営業活動にはオンラインツールを活用しており、今のところ売上ロスや受注損失もなく、取り組みとしては成功している。
研究開発では、「シワ改善」の効能効果を訴求できる医薬部外品の開発を進めており、今秋に厚生労働省から複数の処方が承認を得られる予定で、既に商品化の引き合いが寄せられている。
今上期は、出展を予定していた中国の展示会への参加を見送らざるを得ない状況となった。
そこに向けて特長のある処方を新たに開発してきたが、巡り巡って国内のクライアントから使用感や保湿感が好評をいただき、受注が増加している。
――「コロナ時代の製造業の生き方」については、どのように捉えていますか。
松﨑 業界全体としては、従業員の健康や命をいかに守りながら、この状況下でも製造や物流を止めず、事業を継続していけるかが課題といえる。
今回のコロナ禍で、リアル店舗が一律で休業となったほか、インバウンドの需要が大幅減になるといった不測の事態が起こり、特定のチャネルに偏ってしまうと、それがリスクになることが表面化した。
展開する国やチャネルの多様化が進み、小ロット・多品目を希望するクライアントからの需要に対し、今後は製造側がしっかりコミットしていく必要があると強く感じた。

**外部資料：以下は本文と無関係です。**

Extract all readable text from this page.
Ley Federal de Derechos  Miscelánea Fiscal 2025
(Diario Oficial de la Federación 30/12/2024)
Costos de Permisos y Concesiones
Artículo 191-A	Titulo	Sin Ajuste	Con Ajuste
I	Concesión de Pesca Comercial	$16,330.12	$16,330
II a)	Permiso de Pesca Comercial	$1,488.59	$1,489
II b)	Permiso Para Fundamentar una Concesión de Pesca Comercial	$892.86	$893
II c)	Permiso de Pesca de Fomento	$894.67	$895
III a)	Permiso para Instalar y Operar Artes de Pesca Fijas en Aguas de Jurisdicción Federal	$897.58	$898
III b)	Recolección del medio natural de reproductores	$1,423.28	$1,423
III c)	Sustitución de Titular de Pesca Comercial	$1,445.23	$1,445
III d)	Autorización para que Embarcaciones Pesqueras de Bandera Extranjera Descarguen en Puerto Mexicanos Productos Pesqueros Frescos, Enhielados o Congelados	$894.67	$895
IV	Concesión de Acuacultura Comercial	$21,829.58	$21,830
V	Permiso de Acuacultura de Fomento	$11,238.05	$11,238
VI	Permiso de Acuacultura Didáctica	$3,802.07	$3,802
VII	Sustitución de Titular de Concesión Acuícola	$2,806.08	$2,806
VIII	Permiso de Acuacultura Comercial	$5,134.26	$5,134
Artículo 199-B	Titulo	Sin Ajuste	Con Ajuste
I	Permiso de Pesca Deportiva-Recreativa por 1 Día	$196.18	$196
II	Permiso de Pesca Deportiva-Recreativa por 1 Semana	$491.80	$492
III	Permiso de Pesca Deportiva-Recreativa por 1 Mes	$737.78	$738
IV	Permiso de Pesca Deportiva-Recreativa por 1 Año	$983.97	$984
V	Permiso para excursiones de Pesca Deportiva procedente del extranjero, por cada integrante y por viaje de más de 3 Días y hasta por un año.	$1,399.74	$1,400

当社では現在、国内通販チャネルをメインとする既存クライアントの販路拡大に向け、日本のリアル店舗と中国のEC・リアル店舗の進出をサポートする「クロスボーダーOEM」を推進している。
今後も引き続き、研究開発・製造・物流の各方面において我々がこの先の需要を見越したうえで、クライアントに寄り添っていけるような事業展開を目指していく。